Elegy
by Liane Kupferberg Carter

“You have no idea how wonderful it is to have daughters,”
My friend says.
Smug. Salt in the wound.
Six months pregnant, I weep the whole way home.
A woman wants a daughter.
Someone to let you read aloud The Secret Garden.
The longing is palpable:
you can picture them placing the infant girl in your arms,
and you are as grateful
as if your own mother had been given back to you.
In the body politic of boys, there is no one to take your
last pair of pantyhose;
no one to use your makeup;
no one to borrow your best silk blouse without asking.
A bridesmaid, not a bride;
you must tend other women’s daughters.
Sometimes you can laugh.
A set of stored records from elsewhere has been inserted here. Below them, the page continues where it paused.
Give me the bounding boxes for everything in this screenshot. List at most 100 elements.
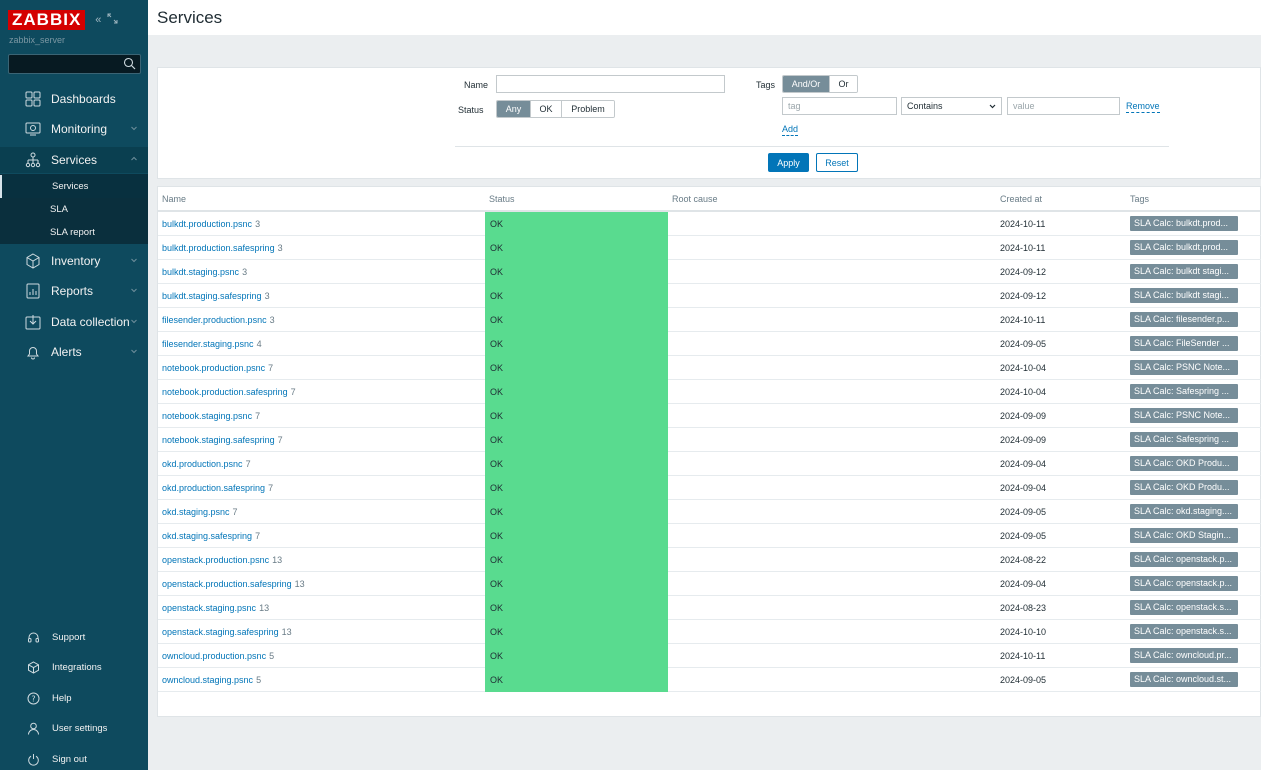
tag-badge[interactable]: SLA Calc: OKD Stagin...: [1130, 528, 1238, 543]
zabbix-logo[interactable]: ZABBIX: [8, 10, 86, 30]
service-name-link[interactable]: owncloud.staging.psnc: [162, 675, 253, 685]
service-name-link[interactable]: filesender.staging.psnc: [162, 339, 254, 349]
child-count-link[interactable]: 7: [268, 363, 273, 373]
kiosk-mode-icon[interactable]: [107, 13, 118, 27]
tag-badge[interactable]: SLA Calc: Safespring ...: [1130, 384, 1238, 399]
service-name-link[interactable]: okd.staging.psnc: [162, 507, 230, 517]
tag-badge[interactable]: SLA Calc: openstack.p...: [1130, 576, 1238, 591]
table-header: Name Status Root cause Created at Tags: [158, 187, 1261, 212]
sidebar-search-input[interactable]: [8, 54, 141, 74]
tag-badge[interactable]: SLA Calc: openstack.s...: [1130, 624, 1238, 639]
status-any-option[interactable]: Any: [497, 101, 531, 117]
menu-dashboards[interactable]: Dashboards: [0, 86, 148, 112]
menu-help[interactable]: ? Help: [0, 687, 148, 709]
menu-data-collection[interactable]: Data collection: [0, 309, 148, 335]
child-count-link[interactable]: 5: [256, 675, 261, 685]
tag-badge[interactable]: SLA Calc: openstack.p...: [1130, 552, 1238, 567]
header-created-at[interactable]: Created at: [1000, 194, 1042, 204]
tag-badge[interactable]: SLA Calc: filesender.p...: [1130, 312, 1238, 327]
tag-name-input[interactable]: [782, 97, 897, 115]
tag-badge[interactable]: SLA Calc: FileSender ...: [1130, 336, 1238, 351]
tag-badge[interactable]: SLA Calc: PSNC Note...: [1130, 360, 1238, 375]
submenu-sla-report[interactable]: SLA report: [0, 221, 148, 244]
tag-remove-link[interactable]: Remove: [1126, 101, 1160, 113]
child-count-link[interactable]: 3: [265, 291, 270, 301]
tag-operator-select[interactable]: Contains: [901, 97, 1002, 115]
tags-or-option[interactable]: Or: [830, 76, 857, 92]
tag-badge[interactable]: SLA Calc: owncloud.pr...: [1130, 648, 1238, 663]
child-count-link[interactable]: 3: [242, 267, 247, 277]
child-count-link[interactable]: 7: [255, 411, 260, 421]
service-name-link[interactable]: notebook.staging.safespring: [162, 435, 275, 445]
status-ok-option[interactable]: OK: [531, 101, 562, 117]
service-name-link[interactable]: bulkdt.production.safespring: [162, 243, 275, 253]
child-count-link[interactable]: 13: [295, 579, 305, 589]
child-count-link[interactable]: 3: [270, 315, 275, 325]
tags-andor-option[interactable]: And/Or: [783, 76, 830, 92]
service-name-cell: bulkdt.staging.safespring 3: [162, 291, 270, 301]
service-name-link[interactable]: filesender.production.psnc: [162, 315, 267, 325]
menu-support[interactable]: Support: [0, 626, 148, 648]
child-count-link[interactable]: 3: [255, 219, 260, 229]
tag-badge[interactable]: SLA Calc: PSNC Note...: [1130, 408, 1238, 423]
tag-badge[interactable]: SLA Calc: Safespring ...: [1130, 432, 1238, 447]
service-name-link[interactable]: openstack.production.psnc: [162, 555, 269, 565]
tag-value-input[interactable]: [1007, 97, 1120, 115]
child-count-link[interactable]: 7: [233, 507, 238, 517]
tag-badge[interactable]: SLA Calc: okd.staging....: [1130, 504, 1238, 519]
child-count-link[interactable]: 7: [246, 459, 251, 469]
child-count-link[interactable]: 13: [272, 555, 282, 565]
service-name-link[interactable]: bulkdt.production.psnc: [162, 219, 252, 229]
child-count-link[interactable]: 4: [257, 339, 262, 349]
header-name[interactable]: Name: [162, 194, 186, 204]
child-count-link[interactable]: 3: [278, 243, 283, 253]
menu-services[interactable]: Services: [0, 147, 148, 173]
service-name-link[interactable]: bulkdt.staging.psnc: [162, 267, 239, 277]
reset-button[interactable]: Reset: [816, 153, 858, 172]
tag-badge[interactable]: SLA Calc: bulkdt stagi...: [1130, 288, 1238, 303]
status-problem-option[interactable]: Problem: [562, 101, 614, 117]
tag-badge[interactable]: SLA Calc: bulkdt stagi...: [1130, 264, 1238, 279]
submenu-services[interactable]: Services: [0, 175, 148, 198]
table-row: openstack.production.safespring 13 OK 2024-…: [158, 572, 1261, 596]
menu-reports[interactable]: Reports: [0, 278, 148, 304]
menu-monitoring[interactable]: Monitoring: [0, 116, 148, 142]
child-count-link[interactable]: 7: [278, 435, 283, 445]
tag-badge[interactable]: SLA Calc: openstack.s...: [1130, 600, 1238, 615]
tag-badge[interactable]: SLA Calc: bulkdt.prod...: [1130, 216, 1238, 231]
submenu-sla[interactable]: SLA: [0, 198, 148, 221]
service-name-link[interactable]: okd.production.safespring: [162, 483, 265, 493]
service-name-link[interactable]: openstack.staging.safespring: [162, 627, 279, 637]
tag-badge[interactable]: SLA Calc: owncloud.st...: [1130, 672, 1238, 687]
menu-user-settings[interactable]: User settings: [0, 717, 148, 739]
service-name-link[interactable]: notebook.production.safespring: [162, 387, 288, 397]
service-name-link[interactable]: okd.staging.safespring: [162, 531, 252, 541]
child-count-link[interactable]: 7: [268, 483, 273, 493]
service-name-link[interactable]: notebook.staging.psnc: [162, 411, 252, 421]
tag-add-link[interactable]: Add: [782, 124, 799, 136]
child-count-link[interactable]: 7: [291, 387, 296, 397]
service-name-link[interactable]: openstack.staging.psnc: [162, 603, 256, 613]
child-count-link[interactable]: 13: [282, 627, 292, 637]
filter-name-input[interactable]: [496, 75, 725, 93]
menu-alerts[interactable]: Alerts: [0, 339, 148, 365]
table-row: notebook.staging.safespring 7 OK 2024-09-09…: [158, 428, 1261, 452]
menu-sign-out[interactable]: Sign out: [0, 748, 148, 770]
service-name-link[interactable]: bulkdt.staging.safespring: [162, 291, 262, 301]
child-count-link[interactable]: 5: [269, 651, 274, 661]
child-count-link[interactable]: 13: [259, 603, 269, 613]
service-name-link[interactable]: openstack.production.safespring: [162, 579, 292, 589]
child-count-link[interactable]: 7: [255, 531, 260, 541]
collapse-sidebar-icon[interactable]: «: [95, 14, 101, 26]
service-name-link[interactable]: okd.production.psnc: [162, 459, 243, 469]
menu-inventory[interactable]: Inventory: [0, 248, 148, 274]
tag-badge[interactable]: SLA Calc: OKD Produ...: [1130, 456, 1238, 471]
service-name-link[interactable]: notebook.production.psnc: [162, 363, 265, 373]
created-at-cell: 2024-10-04: [1000, 363, 1047, 373]
tag-badge[interactable]: SLA Calc: OKD Produ...: [1130, 480, 1238, 495]
tag-badge[interactable]: SLA Calc: bulkdt.prod...: [1130, 240, 1238, 255]
apply-button[interactable]: Apply: [768, 153, 809, 172]
menu-integrations[interactable]: Integrations: [0, 656, 148, 678]
search-icon[interactable]: [123, 57, 136, 70]
service-name-link[interactable]: owncloud.production.psnc: [162, 651, 266, 661]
You say,
I want a daughter so someone
will take care of me in my old age.
In darker moments, you wonder:
am I getting the best of my boys now?
You think that in years to come
your daughtered friends will not be lonely.
So you nurture your secret:
the sassy, dark-haired, sensitive, might-have-been daughter for whom you
will never buy a prom dress;
to whom you will never give a copy of Our Bodies, Ourselves as you send
her off to college.
Instead, you stand knee-deep in real life,
raising your boys and knowing with absolute certainty
you would lay down your life for them.
But still.
A woman wants a daughter.
Push the hair out of your eyes, my darling,
you would say, so I can see your pretty face.